Financing operations:
It includes the operations that occur to finance the establishment with cash amounts and in-kind assets so that the establishment can carry out its activity, and this financing is either obtained from internal sources from the owners of the establishment, which is represented by capital, or obtained from external sources from others in the form of loans.
stages of the accounting cycle
The financial process, once it occurs, passes through a set of stages and steps to be processed during a specific period of time and access later to the appropriate financial information for decision-makers. These stages and steps are called the accounting cycle, and they are as follows:
1 Prepare the document and analyze the financial transaction
When the financial transaction occurs, a document is prepared that proves the validity of the financial transaction, so that the accountant then analyzes the financial transaction and determines the debtor and the creditor party.
2 Recording entries in the journal
After the accountant analyzes the financial transaction and determines the debtor and the creditor party, he then records the financial transaction in the daily book in the form of serial accounting entries arranged by date.
3 Transfer entries from the journal to the ledger and balance the accounts
After recording the transaction in the journal, the debit and credit amounts are then transferred from the journal to the accounts affected by the financial transaction in the ledger, in order to know the balance of each account at the end of the period.
4 Preparing the trial balance (before inventory adjustments)
After posting the financial operations to the ledger and balancing the accounts, these accounts are then collected by preparing a statement called the trial balance, as this balance contains all the balances of the debit and credit accounts that were transferred from the ledger.
5 Recording, posting, and balance settlement entries
After preparing the trial balance, the accountant reviews the accounts and takes inventory of them. As a result of the inventory process, it may appear that some accounts need to be adjusted in their balances by preparing inventory settlement entries for these accounts, recording them in the journal, posting them, and rebalancing them again.
6 Preparing the revised trial balance (after inventory adjustments)
After preparing the inventory settlement entries and adjusting the balances of some accounts, a modified trial balance is then prepared.

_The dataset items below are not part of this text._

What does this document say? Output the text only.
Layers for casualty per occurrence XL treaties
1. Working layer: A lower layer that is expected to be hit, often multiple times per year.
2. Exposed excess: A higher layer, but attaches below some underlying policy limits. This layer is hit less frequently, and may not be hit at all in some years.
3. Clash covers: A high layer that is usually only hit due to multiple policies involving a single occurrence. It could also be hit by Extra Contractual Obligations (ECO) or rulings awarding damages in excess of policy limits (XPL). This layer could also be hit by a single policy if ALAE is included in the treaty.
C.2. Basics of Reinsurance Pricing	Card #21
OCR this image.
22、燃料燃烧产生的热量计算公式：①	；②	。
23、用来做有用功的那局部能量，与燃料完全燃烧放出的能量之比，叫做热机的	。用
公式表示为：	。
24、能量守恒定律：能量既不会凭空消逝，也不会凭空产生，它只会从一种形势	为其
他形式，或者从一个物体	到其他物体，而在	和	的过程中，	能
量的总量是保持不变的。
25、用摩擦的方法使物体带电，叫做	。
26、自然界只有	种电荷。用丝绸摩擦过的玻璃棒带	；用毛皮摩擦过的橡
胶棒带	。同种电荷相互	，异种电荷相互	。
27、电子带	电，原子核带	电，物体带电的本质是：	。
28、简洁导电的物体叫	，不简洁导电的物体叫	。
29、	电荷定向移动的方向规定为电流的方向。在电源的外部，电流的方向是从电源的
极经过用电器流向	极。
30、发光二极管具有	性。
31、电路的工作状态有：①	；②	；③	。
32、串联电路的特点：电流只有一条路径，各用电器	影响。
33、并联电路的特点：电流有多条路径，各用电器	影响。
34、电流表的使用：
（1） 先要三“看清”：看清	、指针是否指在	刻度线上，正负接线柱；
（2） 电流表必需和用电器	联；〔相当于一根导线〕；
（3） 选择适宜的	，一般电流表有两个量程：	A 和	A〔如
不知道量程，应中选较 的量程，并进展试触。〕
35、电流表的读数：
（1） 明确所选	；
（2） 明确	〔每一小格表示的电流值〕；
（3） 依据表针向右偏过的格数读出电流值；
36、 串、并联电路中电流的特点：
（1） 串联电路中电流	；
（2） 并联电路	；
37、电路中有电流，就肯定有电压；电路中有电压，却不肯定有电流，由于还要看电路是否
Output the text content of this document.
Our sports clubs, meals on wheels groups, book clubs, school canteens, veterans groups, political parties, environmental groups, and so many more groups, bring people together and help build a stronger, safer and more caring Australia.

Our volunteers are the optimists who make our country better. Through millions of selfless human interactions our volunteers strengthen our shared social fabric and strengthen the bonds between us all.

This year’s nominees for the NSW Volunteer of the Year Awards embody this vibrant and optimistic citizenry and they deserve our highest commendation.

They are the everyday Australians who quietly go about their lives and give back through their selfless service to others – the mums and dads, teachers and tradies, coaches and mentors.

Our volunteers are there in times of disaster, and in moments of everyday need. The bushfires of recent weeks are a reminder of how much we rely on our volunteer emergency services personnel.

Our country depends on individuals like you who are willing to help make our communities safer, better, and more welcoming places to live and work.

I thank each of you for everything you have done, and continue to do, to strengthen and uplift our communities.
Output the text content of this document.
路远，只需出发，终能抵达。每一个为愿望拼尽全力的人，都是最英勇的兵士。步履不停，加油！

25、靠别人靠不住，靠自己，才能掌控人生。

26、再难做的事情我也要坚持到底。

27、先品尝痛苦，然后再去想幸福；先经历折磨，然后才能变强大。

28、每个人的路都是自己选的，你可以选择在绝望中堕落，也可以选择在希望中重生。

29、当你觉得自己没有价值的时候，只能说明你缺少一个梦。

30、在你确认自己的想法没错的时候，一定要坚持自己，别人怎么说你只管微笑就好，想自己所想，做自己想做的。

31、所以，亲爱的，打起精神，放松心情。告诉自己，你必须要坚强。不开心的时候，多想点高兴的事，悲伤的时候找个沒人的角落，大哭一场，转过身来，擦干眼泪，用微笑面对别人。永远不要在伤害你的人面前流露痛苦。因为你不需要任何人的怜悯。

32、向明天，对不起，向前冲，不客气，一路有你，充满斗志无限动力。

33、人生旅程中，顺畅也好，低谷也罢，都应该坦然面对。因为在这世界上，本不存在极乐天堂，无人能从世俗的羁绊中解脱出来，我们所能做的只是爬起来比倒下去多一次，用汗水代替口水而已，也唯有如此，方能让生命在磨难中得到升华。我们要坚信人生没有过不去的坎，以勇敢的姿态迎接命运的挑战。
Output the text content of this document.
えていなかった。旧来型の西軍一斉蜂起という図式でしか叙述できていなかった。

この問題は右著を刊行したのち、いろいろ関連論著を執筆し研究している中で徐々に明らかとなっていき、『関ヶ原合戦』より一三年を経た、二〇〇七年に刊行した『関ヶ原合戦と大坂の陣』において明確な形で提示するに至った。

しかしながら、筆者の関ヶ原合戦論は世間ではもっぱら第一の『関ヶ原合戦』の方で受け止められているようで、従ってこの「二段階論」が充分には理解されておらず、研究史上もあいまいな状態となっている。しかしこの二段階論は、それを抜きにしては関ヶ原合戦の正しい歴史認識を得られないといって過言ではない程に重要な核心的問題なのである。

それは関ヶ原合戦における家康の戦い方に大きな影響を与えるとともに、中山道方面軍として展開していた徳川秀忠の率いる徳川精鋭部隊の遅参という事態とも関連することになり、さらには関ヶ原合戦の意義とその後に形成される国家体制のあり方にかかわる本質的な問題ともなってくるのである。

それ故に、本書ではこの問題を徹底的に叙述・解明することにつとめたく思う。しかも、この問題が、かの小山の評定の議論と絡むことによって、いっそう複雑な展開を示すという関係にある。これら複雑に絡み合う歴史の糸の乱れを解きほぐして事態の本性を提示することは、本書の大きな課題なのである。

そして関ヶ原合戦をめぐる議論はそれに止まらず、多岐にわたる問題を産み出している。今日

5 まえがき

7 Preparing the financial statements
After completing the preparation of the revised trial balance, which contains all the accounts and their balances, the account balances are then used to prepare the company's financial statements in order to know the result of the company's work in terms of profit or loss and to know the financial position of the company at the end of the financial period, and the financial statements that are prepared at the end of the period It is the income statement, the statement of changes in equity, the statement of financial position, and the statement of cash flows.
8 Closing the accounts for the ended fiscal year
After preparing the income statement, the revenue and expense accounts are closed in the profit and loss account (income summary), as well as the personal withdrawals account in the capital account or in one of the property rights accounts, as will be explained.